Another way 'foreigners' can come and 'take our jobs' is through 457 visas. The way it's been reported, you'd assume they're all coming from India, and it's true that many are. However, there are more people in Australia on 457 visas from Europe and the US than there are from Asian countries like India, China and the Philippines. Almost 30% of people on 457 visas are from the UK and Ireland. To be fair on them, last year there were more Australians applying to work in the UK (14,740) than there were UK citizens applying for 457 visas (13,690).
In terms of these scary foreigners taking our jobs, it's worth remembering that Australia's unemployment rate is one of the lowest in the world – it's lower than the US, Canada, New Zealand and every European country apart from Switzerland. Our 66,650 temporary work visa applications are insignificant compared to a country like Spain, where close to a million immigrants arrived looking for work in one year, in a country with an unemployment rate of 25%.
The facts show that there is absolutely no reason to fear foreigners. So why do both political parties insist on telling us there's a problem?
Just before the last election campaign started in 2010, Labor announced the mining tax. In theory, it should have been popular – after all, it was about taking money from super rich multinational companies that have been ripping us off for years, and spending all that extra money on regular people. Yet the government underestimated what can happen when you take on rich, powerful people – you're likely to lose. And they did. The tax was rewritten so that in the end the mining companies ended up paying a fraction of what they should have, and we all missed out.
The 2013 election campaign started last week, and Labor has learned its lesson. You don't pick on people with money, because they will destroy you. You pick on people who have no money and don't vote.
Labor also learnt a lesson from the mining companies that the best way to get Australians worked up is through fear.

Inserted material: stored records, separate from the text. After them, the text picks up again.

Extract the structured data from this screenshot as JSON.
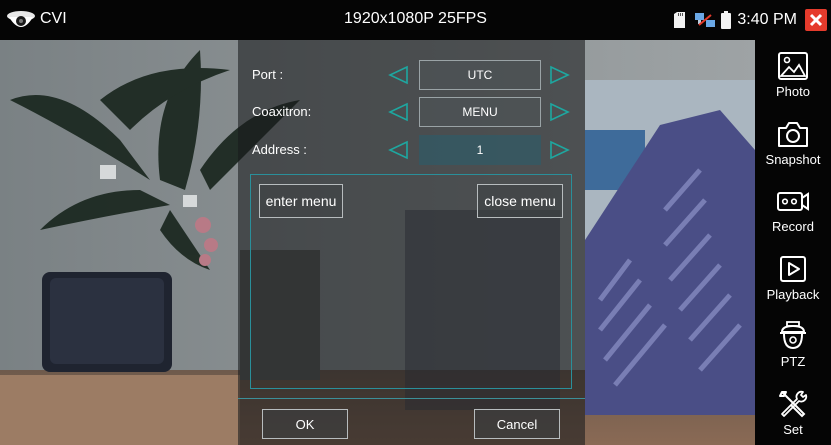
{
  "status_bar": {
    "app_name": "CVI",
    "resolution": "1920x1080P 25FPS",
    "time": "3:40 PM",
    "icons": [
      "camera-logo-icon",
      "sd-card-icon",
      "network-icon",
      "battery-icon",
      "close-icon"
    ],
    "close_color": "#e53b2c"
  },
  "dialog": {
    "rows": [
      {
        "label": "Port :",
        "value": "UTC"
      },
      {
        "label": "Coaxitron:",
        "value": "MENU"
      },
      {
        "label": "Address :",
        "value": "1"
      }
    ],
    "enter_menu": "enter menu",
    "close_menu": "close menu",
    "ok": "OK",
    "cancel": "Cancel",
    "accent": "#2a8f9a"
  },
  "sidebar": {
    "items": [
      {
        "label": "Photo",
        "icon": "photo-icon"
      },
      {
        "label": "Snapshot",
        "icon": "camera-icon"
      },
      {
        "label": "Record",
        "icon": "video-record-icon"
      },
      {
        "label": "Playback",
        "icon": "playback-icon"
      },
      {
        "label": "PTZ",
        "icon": "ptz-dome-icon"
      },
      {
        "label": "Set",
        "icon": "tools-icon"
      }
    ]
  }
}
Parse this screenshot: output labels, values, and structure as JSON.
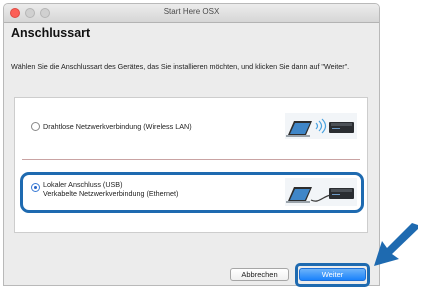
{
  "window": {
    "title": "Start Here OSX"
  },
  "page": {
    "heading": "Anschlussart",
    "instruction": "Wählen Sie die Anschlussart des Gerätes, das Sie installieren möchten, und klicken Sie dann auf \"Weiter\"."
  },
  "options": [
    {
      "label_line1": "Drahtlose Netzwerkverbindung (Wireless LAN)",
      "label_line2": "",
      "selected": false
    },
    {
      "label_line1": "Lokaler Anschluss (USB)",
      "label_line2": "Verkabelte Netzwerkverbindung (Ethernet)",
      "selected": true
    }
  ],
  "buttons": {
    "cancel": "Abbrechen",
    "next": "Weiter"
  },
  "colors": {
    "accent": "#1e6ab0",
    "primary_button": "#1a82fb",
    "close_light": "#fc5f57"
  },
  "icons": [
    "close-icon",
    "minimize-icon",
    "zoom-icon",
    "laptop-wireless-printer-icon",
    "laptop-cable-printer-icon",
    "callout-arrow-icon"
  ]
}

When people are scared they're more inclined to want to retreat back to what they know. John Howard knew this very well – he managed to convince voters in places hours from the coast that they'd have boat people arriving on their doorstep if they voted for Labor. Now Labor is using the same tricks.
You might remember that most of the news over the past few weeks was about how the Labor Party is imploding. Will Kevin Rudd challenge Julia Gillard? Has Julia Gillard lost control of her own party? What about Eddie Obeid and all that corruption? Julia Gillard knows that it takes just one mention of a foreign invasion, and all that mess is forgotten. Panic very quickly descends on quiet suburbs in Sydney and Melbourne. What Julia Gillard hopes is that by appealing to their sense of fear voters will see her as on their side, whereas Tony Abbott is inexperienced and can't be trusted. Does she really believe foreigners are taking Australian jobs? No, she doesn't. When she was asked to give an example of a foreigner taking a job from an Australian, she couldn't come up with one. Joe Hockey helped her out, identifying her Chief Spin Master, who is Scottish and on a 457 visa. Given the negative media coverage she's been getting, perhaps she would be better off sending him to the back of the queue.